Afterward there was a small party at the hotel, just bands and crew–the real party would be tomorrow night, after the LA show. We turned in early, remembering that 2am LA time was 5am for us, and knowing I had to be up at the crack of noon to meet some reporters that Charles River had set us up with. I noticed the discrepancy, of course, between the way it was with MNB and the way it was with us. It seemed like there were two levels of fame. At the lower level, you do all the work, begging and scraping to get mentioned in the media and so on. At the higher level, everything reverses, and the media come begging to you to get your picture, your life story, what have you, and then you have to resist. MNB were at the higher level and we weren’t, and I lay there in my room that night wondering for a while what kind of strings Watt had had to pull and why it was us that was opening for them and not someone more famous than us. But then I thought about it more, and what Watt had said privately to me sank in; although MNB were shit hot at the moment, they only had two hit singles and could be gone by the end of the year. They needed someone not as famous to be their opening act, or they could get upstaged. There was something petty and sad about that. I thought about the Pepsi sponsorship and the small army of execs in and out of their suite and began to doubt my two-levels of fame theory.

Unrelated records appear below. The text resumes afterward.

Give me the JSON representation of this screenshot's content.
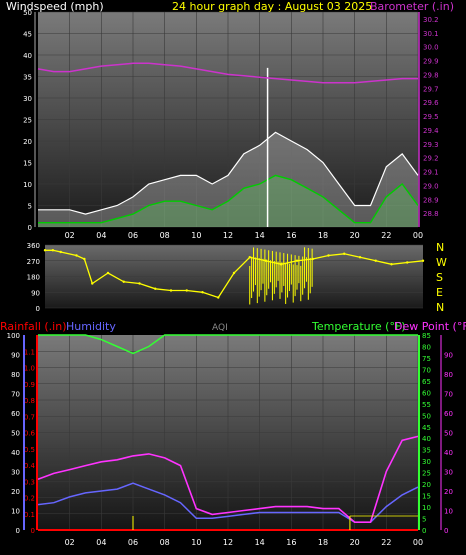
{
  "header": {
    "wind_title": "Windspeed (mph)",
    "graph_title": "24 hour graph day : August 03 2025",
    "baro_title": "Barometer (.in)"
  },
  "wind_dir_letters": [
    "N",
    "W",
    "S",
    "E",
    "N"
  ],
  "bottom_labels": {
    "rain": "Rainfall (.in)",
    "humidity": "Humidity",
    "aqi": "AQI",
    "temperature": "Temperature (°F)",
    "dewpoint": "Dew Point (°F)"
  },
  "colors": {
    "wind_gust": "#ffffff",
    "wind_avg": "#00cc00",
    "barometer": "#cc33cc",
    "wind_dir": "#ffff00",
    "humidity": "#6666ff",
    "temperature": "#33ff33",
    "dewpoint": "#ff33ff",
    "rain": "#ff0000",
    "rain_marker": "#ffff00"
  },
  "chart_data": [
    {
      "type": "line",
      "name": "wind_barometer",
      "x_ticks": [
        "02",
        "04",
        "06",
        "08",
        "10",
        "12",
        "14",
        "16",
        "18",
        "20",
        "22",
        "00"
      ],
      "ylabel": "Windspeed (mph)",
      "ylim": [
        0,
        50
      ],
      "y_ticks": [
        0,
        5,
        10,
        15,
        20,
        25,
        30,
        35,
        40,
        45,
        50
      ],
      "y2label": "Barometer (.in)",
      "y2lim": [
        28.7,
        30.25
      ],
      "y2_ticks": [
        28.8,
        28.9,
        29.0,
        29.1,
        29.2,
        29.3,
        29.4,
        29.5,
        29.6,
        29.7,
        29.8,
        29.9,
        30.0,
        30.1,
        30.2
      ],
      "x": [
        0,
        1,
        2,
        3,
        4,
        5,
        6,
        7,
        8,
        9,
        10,
        11,
        12,
        13,
        14,
        15,
        16,
        17,
        18,
        19,
        20,
        21,
        22,
        23,
        24
      ],
      "series": [
        {
          "name": "gust",
          "values": [
            4,
            4,
            4,
            3,
            4,
            5,
            7,
            10,
            11,
            12,
            12,
            10,
            12,
            17,
            19,
            22,
            20,
            18,
            15,
            10,
            5,
            5,
            14,
            17,
            12
          ]
        },
        {
          "name": "average",
          "values": [
            1,
            1,
            1,
            1,
            1,
            2,
            3,
            5,
            6,
            6,
            5,
            4,
            6,
            9,
            10,
            12,
            11,
            9,
            7,
            4,
            1,
            1,
            7,
            10,
            5
          ]
        },
        {
          "name": "barometer",
          "values": [
            29.84,
            29.82,
            29.82,
            29.84,
            29.86,
            29.87,
            29.88,
            29.88,
            29.87,
            29.86,
            29.84,
            29.82,
            29.8,
            29.79,
            29.78,
            29.77,
            29.76,
            29.75,
            29.74,
            29.74,
            29.74,
            29.75,
            29.76,
            29.77,
            29.77
          ]
        }
      ],
      "spike": {
        "x": 14.5,
        "value": 37
      }
    },
    {
      "type": "line",
      "name": "wind_direction",
      "ylim": [
        0,
        360
      ],
      "y_ticks": [
        0,
        90,
        180,
        270,
        360
      ],
      "x": [
        0,
        0.5,
        1,
        2,
        2.5,
        3,
        4,
        5,
        6,
        7,
        8,
        9,
        10,
        11,
        12,
        13,
        14,
        15,
        16,
        17,
        18,
        19,
        20,
        21,
        22,
        23,
        24
      ],
      "values": [
        330,
        330,
        320,
        300,
        280,
        140,
        200,
        150,
        140,
        110,
        100,
        100,
        90,
        60,
        200,
        290,
        270,
        250,
        270,
        280,
        300,
        310,
        290,
        270,
        250,
        260,
        270
      ]
    },
    {
      "type": "line",
      "name": "rain_humidity_temp_dew",
      "x_ticks": [
        "02",
        "04",
        "06",
        "08",
        "10",
        "12",
        "14",
        "16",
        "18",
        "20",
        "22",
        "00"
      ],
      "rain_ylim": [
        0,
        1.2
      ],
      "rain_ticks": [
        0,
        0.1,
        0.2,
        0.3,
        0.4,
        0.5,
        0.6,
        0.7,
        0.8,
        0.9,
        1.0,
        1.1
      ],
      "hum_ylim": [
        0,
        100
      ],
      "hum_ticks": [
        0,
        10,
        20,
        30,
        40,
        50,
        60,
        70,
        80,
        90,
        100
      ],
      "temp_ylim": [
        0,
        85
      ],
      "temp_ticks": [
        0,
        5,
        10,
        15,
        20,
        25,
        30,
        35,
        40,
        45,
        50,
        55,
        60,
        65,
        70,
        75,
        80,
        85
      ],
      "dew_ylim": [
        0,
        100
      ],
      "dew_ticks": [
        0,
        10,
        20,
        30,
        40,
        50,
        60,
        70,
        80,
        90
      ],
      "x": [
        0,
        1,
        2,
        3,
        4,
        5,
        6,
        7,
        8,
        9,
        10,
        11,
        12,
        13,
        14,
        15,
        16,
        17,
        18,
        19,
        20,
        21,
        22,
        23,
        24
      ],
      "series": [
        {
          "name": "humidity",
          "values": [
            13,
            14,
            17,
            19,
            20,
            21,
            24,
            21,
            18,
            14,
            6,
            6,
            7,
            8,
            9,
            9,
            9,
            9,
            9,
            9,
            4,
            4,
            12,
            18,
            22
          ]
        },
        {
          "name": "temperature",
          "values": [
            90,
            89,
            88,
            86,
            83,
            80,
            77,
            80,
            87,
            92,
            95,
            96,
            96,
            96,
            96,
            96,
            96,
            96,
            96,
            96,
            96,
            96,
            96,
            96,
            96
          ]
        },
        {
          "name": "dewpoint",
          "values": [
            26,
            29,
            31,
            33,
            35,
            36,
            38,
            39,
            37,
            33,
            11,
            8,
            9,
            10,
            11,
            12,
            12,
            12,
            11,
            11,
            4,
            4,
            30,
            46,
            48
          ]
        },
        {
          "name": "rain",
          "values": [
            0,
            0,
            0,
            0,
            0,
            0,
            0,
            0,
            0,
            0,
            0,
            0,
            0,
            0,
            0,
            0,
            0,
            0,
            0,
            0,
            0,
            0,
            0,
            0,
            0
          ]
        }
      ]
    }
  ]
}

That kind of fame didn’t just happen to MNB, it was… manufactured. I suppose this was something I knew already, but it felt like I was realizing it for the first time, and I felt cold and paranoid about it for a while. I wanted to talk to Remo about it, he’d probably have something really down to earth and sensible to say about it. Then I thought about Watt, and his staff of two, at Charles River, who were doing their darndest to manufacture exactly that kind of fame for me, and I felt better, and slept.